Meskipun kesalahan membaca lafal niat sebenarnya tidak sampai merusak konsekuensi hukum puasa seseorang, akan tetapi apabila ditinjau secara ilmu nahwu (gramatikal arab) memang rasanya kurang pas dan kurang tepat apabila terdapat harakat yang tidak sesuai. Terlebih jika kita menilik pada rumus dasar dalam bahasa Arab yang mengatakan bahwa apabila terdapat perubahan satu harakat dalam satu huruf saja, maka akan dapat merubah seluruh arti lafal.
Oleh karena itu, perlu adanya kajian secara komprehensif untuk memberikan kepastian kepada masyarakat dalam membaca lafal Ramadhan secara benar yang sesuai dengan kaidah ilmu nahwu.

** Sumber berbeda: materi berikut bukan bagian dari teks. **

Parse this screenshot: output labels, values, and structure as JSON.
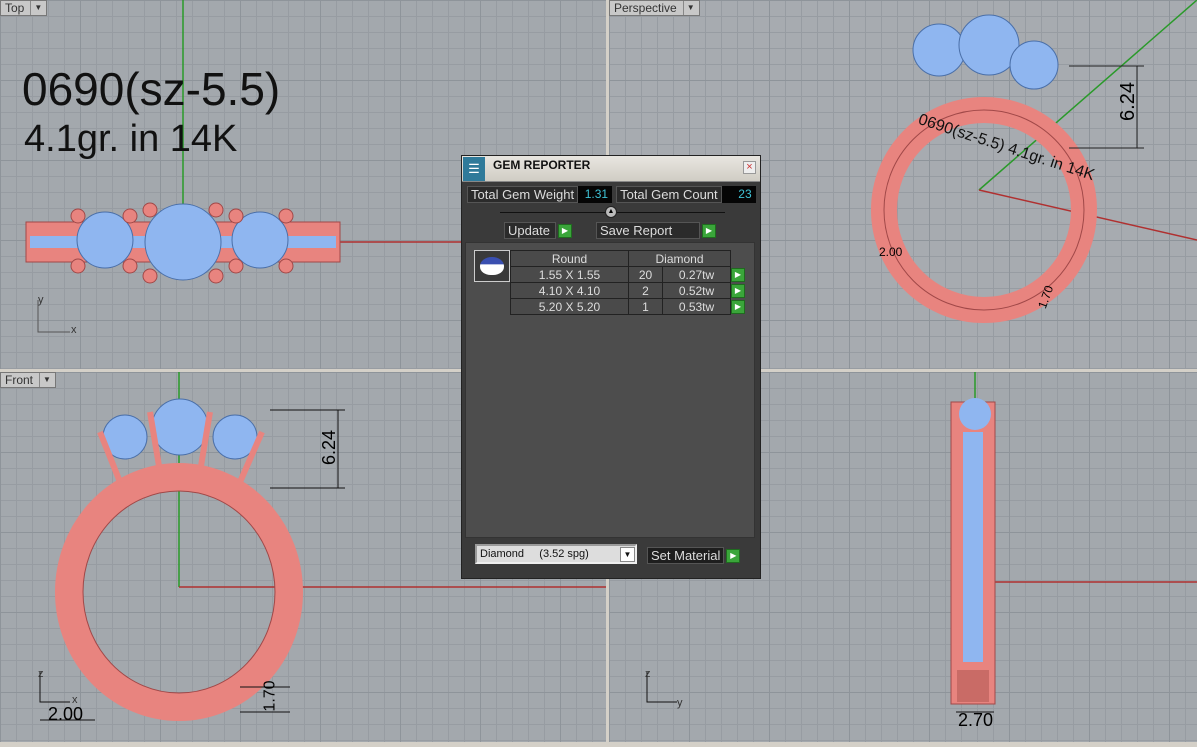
{
  "viewports": {
    "top": {
      "label": "Top",
      "text_line1": "0690(sz-5.5)",
      "text_line2": "4.1gr.  in 14K",
      "axis_x": "x",
      "axis_y": "y"
    },
    "perspective": {
      "label": "Perspective",
      "dim_height": "6.24",
      "dim_width": "2.00",
      "dim_thick": "1.70",
      "engrave": "0690(sz-5.5) 4.1gr. in 14K"
    },
    "front": {
      "label": "Front",
      "dim_height": "6.24",
      "dim_width": "2.00",
      "dim_thick": "1.70",
      "axis_x": "x",
      "axis_y": "z"
    },
    "right": {
      "dim_width": "2.70",
      "axis_x": "y",
      "axis_y": "z"
    }
  },
  "gem_reporter": {
    "title": "GEM REPORTER",
    "close": "×",
    "total_weight_label": "Total Gem Weight",
    "total_weight": "1.31",
    "total_count_label": "Total Gem Count",
    "total_count": "23",
    "update_label": "Update",
    "save_report_label": "Save Report",
    "table": {
      "shape": "Round",
      "material": "Diamond",
      "rows": [
        {
          "size": "1.55 X 1.55",
          "count": "20",
          "weight": "0.27tw"
        },
        {
          "size": "4.10 X 4.10",
          "count": "2",
          "weight": "0.52tw"
        },
        {
          "size": "5.20 X 5.20",
          "count": "1",
          "weight": "0.53tw"
        }
      ]
    },
    "material_select": "Diamond     (3.52 spg)",
    "set_material_label": "Set Material"
  },
  "colors": {
    "metal": "#e8847f",
    "gem": "#8fb6f0",
    "viewport": "#a3a8ad",
    "panel": "#3a3a3a",
    "value": "#3fc3d6",
    "go": "#3aa53a"
  }
}
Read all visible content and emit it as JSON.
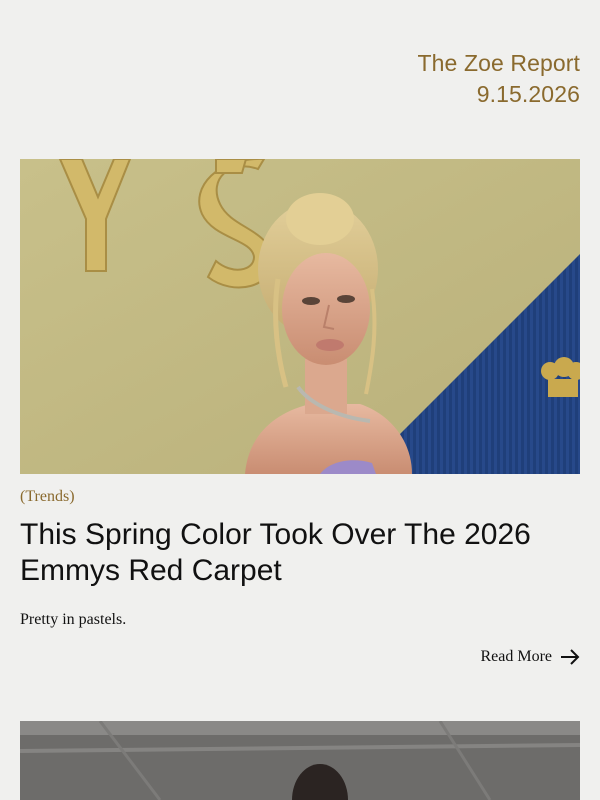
{
  "header": {
    "brand": "The Zoe Report",
    "date": "9.15.2026"
  },
  "article": {
    "category": "(Trends)",
    "headline": "This Spring Color Took Over The 2026 Emmys Red Carpet",
    "dek": "Pretty in pastels.",
    "read_more_label": "Read More",
    "read_more_icon": "arrow-right-icon",
    "image_description_icon": "photo"
  },
  "colors": {
    "accent": "#8a6a2e",
    "background": "#f0f0ee",
    "text": "#111111"
  }
}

Sebelum membahas lebih detail terkait permasalah lafal niat tersebut, maka alangkah baiknya jika kita mengenal terlebih dahulu status dari lafal Ramadhan itu sendiri. Lafal Ramadhan sejatinya masuk dalam golongan Isim Ghairu Munshorif, yaitu isim yang serupa dengan fi’il. Sehingga apabila dalam kondisi i’rob jer, maka alamat jer-nya adalah menggunakan harakat fathah, sehingga akan terbaca Ramadhana. Namun, apabila isim tersebut disandarkan kepada lafal setelahnya (di-idlofahkan) atau ia kemasukan huruf alif-lam sebelumya, maka tanda i’rob jer-nya akan berubah menjadi menggunakan kasrah, sehingga terbaca Ramadhani. Hal ini didasarkan kepada pendapat Ibnu Malik dalam bait Alfiyah ke-44.
Dengan demikian, dapat disimpulkan bahwa pelafalan niat yang benar adalah sebagai berikut: “Nawaitu Shouma Ghodin ‘An Adaa-I Fardhi Syahri Romadhooni Hadhihis-Sanati Lillaahi Ta’ala.”
Redaksi lafal niat yang demikian juga dapat ditemukan dalam Kitab I’anatu at-Tholibin, juz 2 halaman 253. Meski demikian, ternyata ada pula pendapat yang mengatakan bahwa lafal Ramadhan dapat juga dibaca fathah menjadi Ramadhana. Hal ini dengan catatan apabila lafal hadzihis sanah juga harus turut dibaca fathah. Sehingga lafal niatnya akan menjadi: “Nawaitu Shouma Ghodin ‘An Adaa-I Fardhi Syahri Romadhoona Hadhihis-Sanata Lillaahi Ta’ala.”
Hal ini sebagaimana tercantum dalam Kitab Kasyifatussaja halaman 7. Akan tetapi, yang cukup disayangkan adalah ketika redaksi niat yang banyak beredar di tengah-tengah masyarakat ternyata malah menggunakan lafal niat Romadhona Hadhihis-Sanati. Membaca fathah pada lafal Ramadhan sementara pada lafal Hadzihis sanah dibaca kasroh. Lafal niat yang seperti itu bisa dikatakan kesalah besar. Sebab, secara ilmu gramatika bahasa Arab tidak ada jalur pijakannya.
Lalu, bagaimana dengan hukum puasanya jika redaksi niatnya salah? Hukum puasanya tetap sah walaupun terjadi kesalahan dalam membaca harakat di dalam lafal niatnya. Sebab, sejatinya letak niat itu adalah di dalam hati. Dan yang pasti, kedua lafal niat puasa, baik Ramadhana maupun Ramadhani, keduanya sama-sama boleh dan tidak berkonsekuensi pada perubahan atau perbedaan makna niat puasa dalam batin masyarakat Indonesia.